The third sale of the legendary D. Brent Pogue Collection of rare coins occurred Feb. 9, and while no individual specimen realized a price at or above the $1 million mark, a few came close.
The sale consisted of pre-1800 half cents, 1793 large cents, Capped Bust dimes, Capped Bust half dollars from 1823 to 1836, $3 gold pieces, and gold half eagles from 1807 to 1820.
Of the 158 coins in the sale, 43 topped the six-figure level, ranging in prices from $105,750 to $998,750. Twenty broke into the $100,000 ara; 13 finished in the $200,000 range; two reached the $300,000 level; four entered the $400,000 range; one topped the $700,000 barrier; one touched the $800,000 peak; while two broke into the $900,000 range. The two cheapest coins sold for $8,812.50 each.
Which rarities were the biggest breadwinners? The heavyweight, bringing in $998,750, was the Garrett-Pogue 1793 Chain Cent, one of finest known and certified at MS65 Red Brown by PCGS.

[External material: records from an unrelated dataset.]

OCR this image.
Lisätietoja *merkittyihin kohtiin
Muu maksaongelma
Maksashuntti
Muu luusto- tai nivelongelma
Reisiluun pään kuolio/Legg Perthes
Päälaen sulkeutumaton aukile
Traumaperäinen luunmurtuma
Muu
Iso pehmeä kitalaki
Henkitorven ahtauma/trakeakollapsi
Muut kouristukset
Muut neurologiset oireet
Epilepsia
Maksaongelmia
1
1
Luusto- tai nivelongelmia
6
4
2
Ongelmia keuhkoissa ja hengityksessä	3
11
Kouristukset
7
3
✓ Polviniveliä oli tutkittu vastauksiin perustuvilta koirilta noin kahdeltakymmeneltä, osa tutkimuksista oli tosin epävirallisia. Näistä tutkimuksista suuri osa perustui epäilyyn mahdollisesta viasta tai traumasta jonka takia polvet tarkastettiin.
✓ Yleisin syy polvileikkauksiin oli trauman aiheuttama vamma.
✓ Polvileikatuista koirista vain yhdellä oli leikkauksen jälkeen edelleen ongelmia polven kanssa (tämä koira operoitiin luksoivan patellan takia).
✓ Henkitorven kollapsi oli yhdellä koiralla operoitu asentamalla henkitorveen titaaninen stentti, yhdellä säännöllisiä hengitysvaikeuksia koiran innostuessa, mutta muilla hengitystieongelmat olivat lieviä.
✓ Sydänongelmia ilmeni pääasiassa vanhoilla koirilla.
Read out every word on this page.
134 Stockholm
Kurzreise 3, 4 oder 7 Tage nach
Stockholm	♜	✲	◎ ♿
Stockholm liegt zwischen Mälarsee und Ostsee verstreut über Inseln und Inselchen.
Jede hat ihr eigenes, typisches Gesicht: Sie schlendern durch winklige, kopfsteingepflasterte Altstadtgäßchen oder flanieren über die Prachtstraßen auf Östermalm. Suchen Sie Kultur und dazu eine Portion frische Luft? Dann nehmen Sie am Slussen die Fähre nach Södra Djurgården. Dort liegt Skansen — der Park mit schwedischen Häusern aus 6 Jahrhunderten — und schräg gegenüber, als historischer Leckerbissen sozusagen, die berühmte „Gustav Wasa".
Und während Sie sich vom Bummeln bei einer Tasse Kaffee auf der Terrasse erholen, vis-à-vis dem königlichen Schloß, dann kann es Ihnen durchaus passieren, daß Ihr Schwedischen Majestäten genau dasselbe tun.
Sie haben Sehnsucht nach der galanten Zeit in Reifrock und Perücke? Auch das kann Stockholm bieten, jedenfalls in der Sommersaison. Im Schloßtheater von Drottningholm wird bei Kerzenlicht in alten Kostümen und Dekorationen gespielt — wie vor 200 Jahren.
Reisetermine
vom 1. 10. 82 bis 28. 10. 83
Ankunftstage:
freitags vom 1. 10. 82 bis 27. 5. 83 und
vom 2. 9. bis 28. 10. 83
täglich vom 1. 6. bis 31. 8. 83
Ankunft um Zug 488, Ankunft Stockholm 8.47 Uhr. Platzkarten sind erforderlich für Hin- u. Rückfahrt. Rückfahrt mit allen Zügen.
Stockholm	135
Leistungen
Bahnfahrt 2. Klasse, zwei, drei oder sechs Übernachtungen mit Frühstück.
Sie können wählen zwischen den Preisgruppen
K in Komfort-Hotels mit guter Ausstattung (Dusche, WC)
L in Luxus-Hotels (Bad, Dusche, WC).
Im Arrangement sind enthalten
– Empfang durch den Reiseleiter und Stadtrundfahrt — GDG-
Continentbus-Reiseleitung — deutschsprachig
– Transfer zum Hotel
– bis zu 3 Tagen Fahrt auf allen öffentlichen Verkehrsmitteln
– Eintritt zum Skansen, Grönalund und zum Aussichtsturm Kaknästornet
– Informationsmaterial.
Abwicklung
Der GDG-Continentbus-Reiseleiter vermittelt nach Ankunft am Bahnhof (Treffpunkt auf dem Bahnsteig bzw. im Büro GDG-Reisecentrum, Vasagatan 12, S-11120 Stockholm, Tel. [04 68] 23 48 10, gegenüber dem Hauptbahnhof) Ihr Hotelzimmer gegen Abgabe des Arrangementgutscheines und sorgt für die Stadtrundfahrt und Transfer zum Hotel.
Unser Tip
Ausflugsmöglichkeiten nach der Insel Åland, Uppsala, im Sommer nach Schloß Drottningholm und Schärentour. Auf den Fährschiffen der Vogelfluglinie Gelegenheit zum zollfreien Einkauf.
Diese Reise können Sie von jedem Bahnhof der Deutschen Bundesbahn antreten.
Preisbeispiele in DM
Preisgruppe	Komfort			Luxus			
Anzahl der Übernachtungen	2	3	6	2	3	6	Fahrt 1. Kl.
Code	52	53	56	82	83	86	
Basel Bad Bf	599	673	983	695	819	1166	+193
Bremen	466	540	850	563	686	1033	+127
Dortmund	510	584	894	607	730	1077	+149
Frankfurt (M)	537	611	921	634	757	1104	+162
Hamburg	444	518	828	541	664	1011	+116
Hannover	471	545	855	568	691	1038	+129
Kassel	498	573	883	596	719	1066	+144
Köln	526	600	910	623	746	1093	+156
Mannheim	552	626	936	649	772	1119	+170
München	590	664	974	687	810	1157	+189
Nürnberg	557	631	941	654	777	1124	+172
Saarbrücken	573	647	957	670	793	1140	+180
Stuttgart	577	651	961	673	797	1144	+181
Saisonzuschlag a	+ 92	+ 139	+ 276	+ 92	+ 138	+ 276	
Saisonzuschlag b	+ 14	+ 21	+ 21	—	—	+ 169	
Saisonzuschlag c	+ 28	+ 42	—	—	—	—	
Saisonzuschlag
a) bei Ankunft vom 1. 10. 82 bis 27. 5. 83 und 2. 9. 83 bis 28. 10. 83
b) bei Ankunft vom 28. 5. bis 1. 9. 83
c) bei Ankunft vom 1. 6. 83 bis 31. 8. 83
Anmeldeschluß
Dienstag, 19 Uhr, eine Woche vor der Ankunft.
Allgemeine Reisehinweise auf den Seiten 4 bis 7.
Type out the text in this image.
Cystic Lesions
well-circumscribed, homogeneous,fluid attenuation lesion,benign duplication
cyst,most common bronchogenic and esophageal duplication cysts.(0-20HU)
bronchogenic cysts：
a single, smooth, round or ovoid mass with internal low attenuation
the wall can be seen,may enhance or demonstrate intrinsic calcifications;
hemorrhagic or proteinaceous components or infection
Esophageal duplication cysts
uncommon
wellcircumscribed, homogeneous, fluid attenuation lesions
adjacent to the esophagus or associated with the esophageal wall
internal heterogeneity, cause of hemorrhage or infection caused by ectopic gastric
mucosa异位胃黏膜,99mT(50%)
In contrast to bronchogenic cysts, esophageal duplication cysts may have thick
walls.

Following in second place and commanding $940,000 was a 1794 Half Cent, discovered only about 40 years ago and certified at MS67 Red Brown by PCGS.
Next, an 1815 Half Eagle, graded at MS65 by PCGS and one of only six in private hands, brought in $822,500.
And realizing a price of $763,750 was a 1796 No Pole Half Cent, certified at MS67 Red Brown by PCGS. This coin was once in the famed Eliasberg Collection and was the first example of its denomination to sell for more than a half-million dollars.
The strong prices achieved suggest once again that big-name numismatic coins with superlative rarity, condition, and provenance can be counted upon to attract impressive bids even as the overall financial backdrop, from stocks to commodities, increasingly resembles a global recession.